Son yıllarda “kadın özgürlüğü” adı altında toplumun temel direkleri sessizce ama sert bir şekilde sarsılıyor. Özgürlük söylemi o kadar hoyratça kullanılıyor ki, ailesini sahiplenen kadın da, evini çekip çeviren anne de, eşine saygı gösteren genç kız da neredeyse “geri kalmış” damgası yiyor.
Oysa biz böyle bir millet değildik.
Bu toplumun mayası aileydi.
Aileyi ayakta tutan ise sevgi, saygı ve sorumluluk bilinciydi.
Bugün gelinen noktada ne çocuk anne-babasını dinliyor, ne eşler birbirine tahammül ediyor, ne de gençler bir büyükten öğüt alabiliyor. Sanki herkes kendi başına bir adammış gibi…
Peki sonuç?
Yalnızlık, bunalım, kimlik kaybı, intiharlar…
Evet, gençlerimizin her gün uçurumun kenarında dolaşmasının sebebi teknoloji değil, moda değil, ekonomi değil…
İnancımızdan uzaklaşmamızdır.
Hz. Peygamber efendimiz “Cennet annelerin ayakları altındadır” buyurmuş.
Bir kadına bundan daha büyük değer verilebilir mi?
İslam, kadını korumuş, yüceltmiş, emaneti olarak görmüş.
Ama bugün geldiğimiz yerde bu anlayışın içini boşalttık.

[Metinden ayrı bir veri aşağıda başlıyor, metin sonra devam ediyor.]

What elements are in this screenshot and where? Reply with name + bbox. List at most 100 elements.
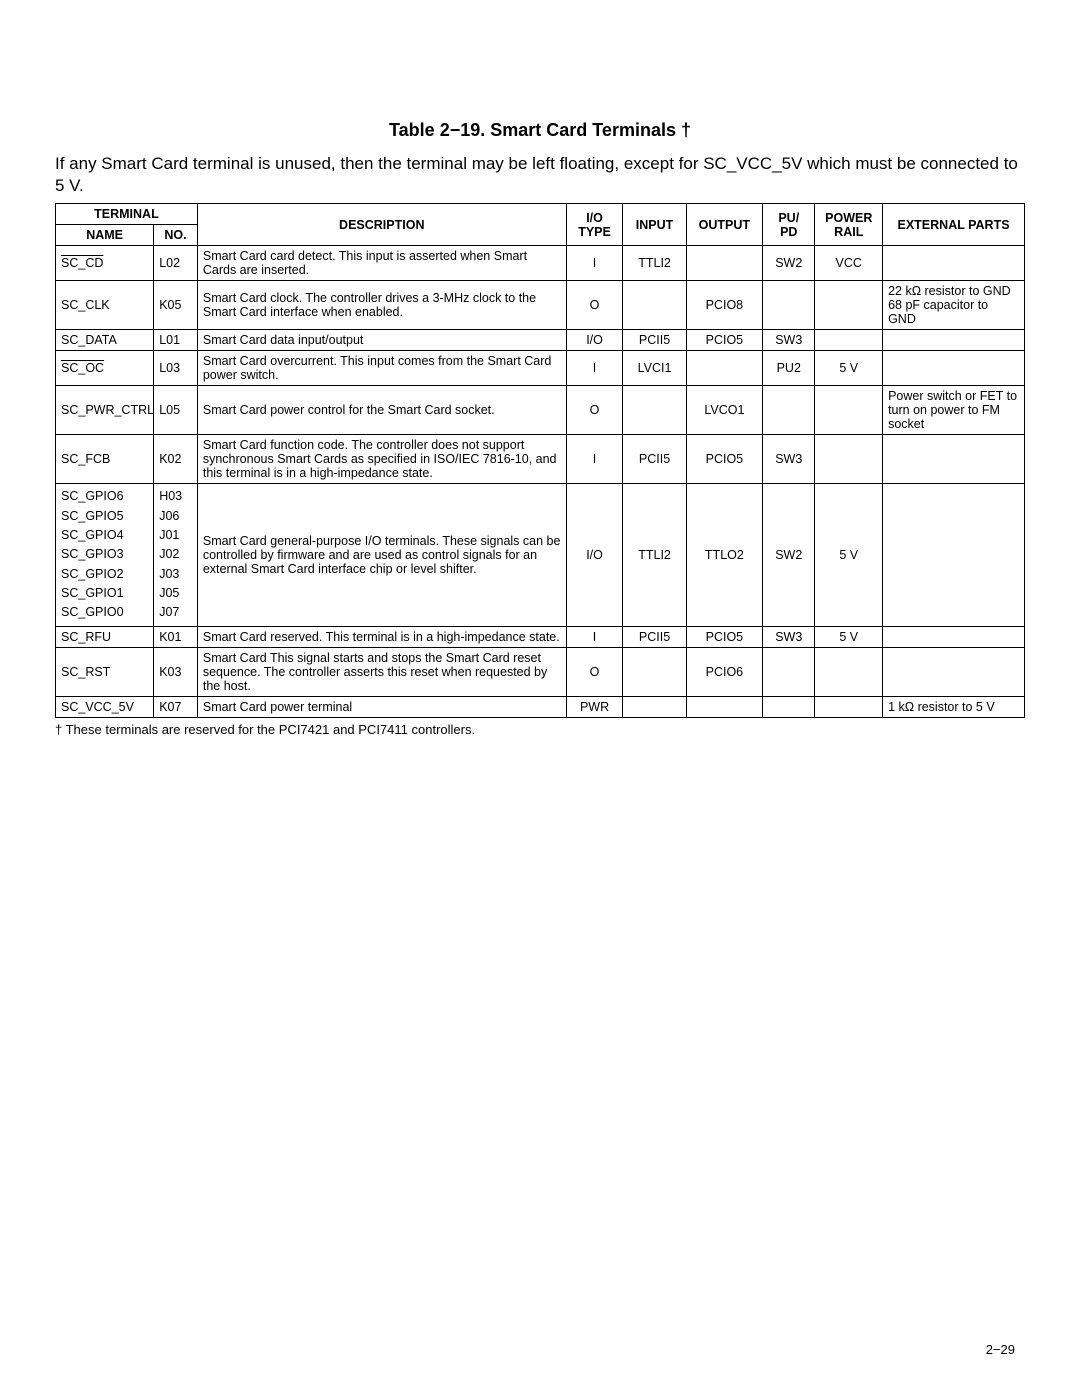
cell-name: SC_RFU bbox=[56, 626, 154, 647]
cell-name: SC_CD bbox=[56, 246, 154, 281]
cell-no: L03 bbox=[154, 351, 198, 386]
cell-no: L01 bbox=[154, 330, 198, 351]
cell-io: I bbox=[566, 435, 623, 484]
cell-desc: Smart Card overcurrent. This input comes… bbox=[197, 351, 566, 386]
cell-ext: 22 kΩ resistor to GND 68 pF capacitor to… bbox=[883, 281, 1025, 330]
cell-no: K02 bbox=[154, 435, 198, 484]
cell-output bbox=[686, 696, 762, 717]
cell-pupd bbox=[763, 647, 815, 696]
cell-pupd: SW2 bbox=[763, 484, 815, 627]
cell-power bbox=[815, 330, 883, 351]
cell-name: SC_CLK bbox=[56, 281, 154, 330]
page-number: 2−29 bbox=[986, 1342, 1015, 1357]
cell-input: PCII5 bbox=[623, 626, 686, 647]
cell-desc: Smart Card data input/output bbox=[197, 330, 566, 351]
cell-io: O bbox=[566, 281, 623, 330]
cell-io: O bbox=[566, 647, 623, 696]
cell-output: PCIO5 bbox=[686, 330, 762, 351]
smart-card-terminals-table: TERMINAL DESCRIPTION I/O TYPE INPUT OUTP… bbox=[55, 203, 1025, 718]
cell-ext bbox=[883, 246, 1025, 281]
th-no: NO. bbox=[154, 225, 198, 246]
cell-output: PCIO6 bbox=[686, 647, 762, 696]
page-container: Table 2−19. Smart Card Terminals † If an… bbox=[0, 0, 1080, 1397]
cell-desc: Smart Card power terminal bbox=[197, 696, 566, 717]
th-io-type: I/O TYPE bbox=[566, 204, 623, 246]
cell-power: 5 V bbox=[815, 351, 883, 386]
cell-no: K03 bbox=[154, 647, 198, 696]
cell-input: PCII5 bbox=[623, 435, 686, 484]
table-row: SC_OC L03 Smart Card overcurrent. This i… bbox=[56, 351, 1025, 386]
cell-output: TTLO2 bbox=[686, 484, 762, 627]
cell-name-multi: SC_GPIO6 SC_GPIO5 SC_GPIO4 SC_GPIO3 SC_G… bbox=[56, 484, 154, 627]
cell-pupd bbox=[763, 281, 815, 330]
cell-power bbox=[815, 386, 883, 435]
table-row: SC_CLK K05 Smart Card clock. The control… bbox=[56, 281, 1025, 330]
cell-input bbox=[623, 696, 686, 717]
cell-input: LVCI1 bbox=[623, 351, 686, 386]
th-description: DESCRIPTION bbox=[197, 204, 566, 246]
cell-input: PCII5 bbox=[623, 330, 686, 351]
th-output: OUTPUT bbox=[686, 204, 762, 246]
cell-ext: 1 kΩ resistor to 5 V bbox=[883, 696, 1025, 717]
cell-io: PWR bbox=[566, 696, 623, 717]
table-row: SC_DATA L01 Smart Card data input/output… bbox=[56, 330, 1025, 351]
table-row: SC_VCC_5V K07 Smart Card power terminal … bbox=[56, 696, 1025, 717]
cell-power bbox=[815, 435, 883, 484]
cell-name: SC_OC bbox=[56, 351, 154, 386]
cell-pupd: SW3 bbox=[763, 435, 815, 484]
cell-desc: Smart Card clock. The controller drives … bbox=[197, 281, 566, 330]
intro-text: If any Smart Card terminal is unused, th… bbox=[55, 153, 1025, 197]
cell-output: PCIO5 bbox=[686, 626, 762, 647]
th-input: INPUT bbox=[623, 204, 686, 246]
table-row: SC_GPIO6 SC_GPIO5 SC_GPIO4 SC_GPIO3 SC_G… bbox=[56, 484, 1025, 627]
table-title: Table 2−19. Smart Card Terminals † bbox=[55, 120, 1025, 141]
th-power-rail: POWER RAIL bbox=[815, 204, 883, 246]
cell-ext bbox=[883, 484, 1025, 627]
table-row: SC_FCB K02 Smart Card function code. The… bbox=[56, 435, 1025, 484]
cell-output: LVCO1 bbox=[686, 386, 762, 435]
cell-power bbox=[815, 281, 883, 330]
cell-ext bbox=[883, 647, 1025, 696]
cell-desc: Smart Card reserved. This terminal is in… bbox=[197, 626, 566, 647]
cell-io: I bbox=[566, 351, 623, 386]
table-row: SC_CD L02 Smart Card card detect. This i… bbox=[56, 246, 1025, 281]
cell-no: K01 bbox=[154, 626, 198, 647]
th-terminal: TERMINAL bbox=[56, 204, 198, 225]
cell-output: PCIO8 bbox=[686, 281, 762, 330]
cell-ext: Power switch or FET to turn on power to … bbox=[883, 386, 1025, 435]
cell-output: PCIO5 bbox=[686, 435, 762, 484]
cell-io: O bbox=[566, 386, 623, 435]
cell-power bbox=[815, 696, 883, 717]
cell-input: TTLI2 bbox=[623, 484, 686, 627]
cell-power: 5 V bbox=[815, 626, 883, 647]
cell-input bbox=[623, 647, 686, 696]
cell-ext bbox=[883, 435, 1025, 484]
cell-io: I bbox=[566, 246, 623, 281]
cell-name: SC_PWR_CTRL bbox=[56, 386, 154, 435]
cell-desc: Smart Card general-purpose I/O terminals… bbox=[197, 484, 566, 627]
cell-pupd bbox=[763, 696, 815, 717]
cell-pupd: SW2 bbox=[763, 246, 815, 281]
table-row: SC_PWR_CTRL L05 Smart Card power control… bbox=[56, 386, 1025, 435]
cell-name: SC_FCB bbox=[56, 435, 154, 484]
cell-pupd: PU2 bbox=[763, 351, 815, 386]
th-name: NAME bbox=[56, 225, 154, 246]
table-row: SC_RST K03 Smart Card This signal starts… bbox=[56, 647, 1025, 696]
cell-ext bbox=[883, 351, 1025, 386]
cell-pupd: SW3 bbox=[763, 626, 815, 647]
cell-desc: Smart Card card detect. This input is as… bbox=[197, 246, 566, 281]
cell-no: K07 bbox=[154, 696, 198, 717]
cell-input bbox=[623, 281, 686, 330]
cell-input: TTLI2 bbox=[623, 246, 686, 281]
cell-desc: Smart Card function code. The controller… bbox=[197, 435, 566, 484]
cell-power: VCC bbox=[815, 246, 883, 281]
footnote: † These terminals are reserved for the P… bbox=[55, 722, 1025, 737]
cell-name: SC_VCC_5V bbox=[56, 696, 154, 717]
cell-no: K05 bbox=[154, 281, 198, 330]
header-row-1: TERMINAL DESCRIPTION I/O TYPE INPUT OUTP… bbox=[56, 204, 1025, 225]
th-pupd: PU/ PD bbox=[763, 204, 815, 246]
cell-io: I bbox=[566, 626, 623, 647]
cell-io: I/O bbox=[566, 330, 623, 351]
cell-input bbox=[623, 386, 686, 435]
cell-io: I/O bbox=[566, 484, 623, 627]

Kadınlarımız özgür olsun, güçlü olsun, kendi ayakları üzerinde dursun elbette…
Ama özgürlük, aileyi yıkmak değildir.
Özgürlük, eşine saygısızlık değildir.
Özgürlük, annenin sözünü hiçe saymak değildir.
Asıl özgürlük, insanın kendine ve sevdiklerine karşı sorumluluk bilincidir.
Bugün ne anneler çocuklarını terbiye edebiliyor,
Ne babalar sözünü geçirebiliyor.
Çünkü kimse dinlemiyor…
Çünkü kimse öğrenmiyor…
Çünkü kimse İslam ahlakını hayatına taşımıyor.
Dini eğitim neredeyse sıfıra indi.
Çocuklarımız değerlerini bilmiyor.
Gençlerimiz örnek alacak büyük bulamıyor.
Aileler dağılıyor, toplum çöküyor.
Ve biz hâlâ “özgürlük” konuşuyoruz.
Özgürlüğün de bir ahlâkı, bir ölçüsü, bir sorumluluğu vardır.
O ölçüyü kaybettik.
Şimdi yapılması gereken, kimseyi suçlamak değil…
Toplumu tekrar aslıyla buluşturmak:
Aileyi güçlendirmek, saygıyı öğretmek, dini eğitimi canlandırmak, kadına verilen değeri özünden koparmadan yeniden hatırlatmak.
Çünkü unuttuklarımız, bugün yaşadığımız acıların sebebidir.
Hatırlayacaklarımız ise, yarınlarımızın umudu olacaktır.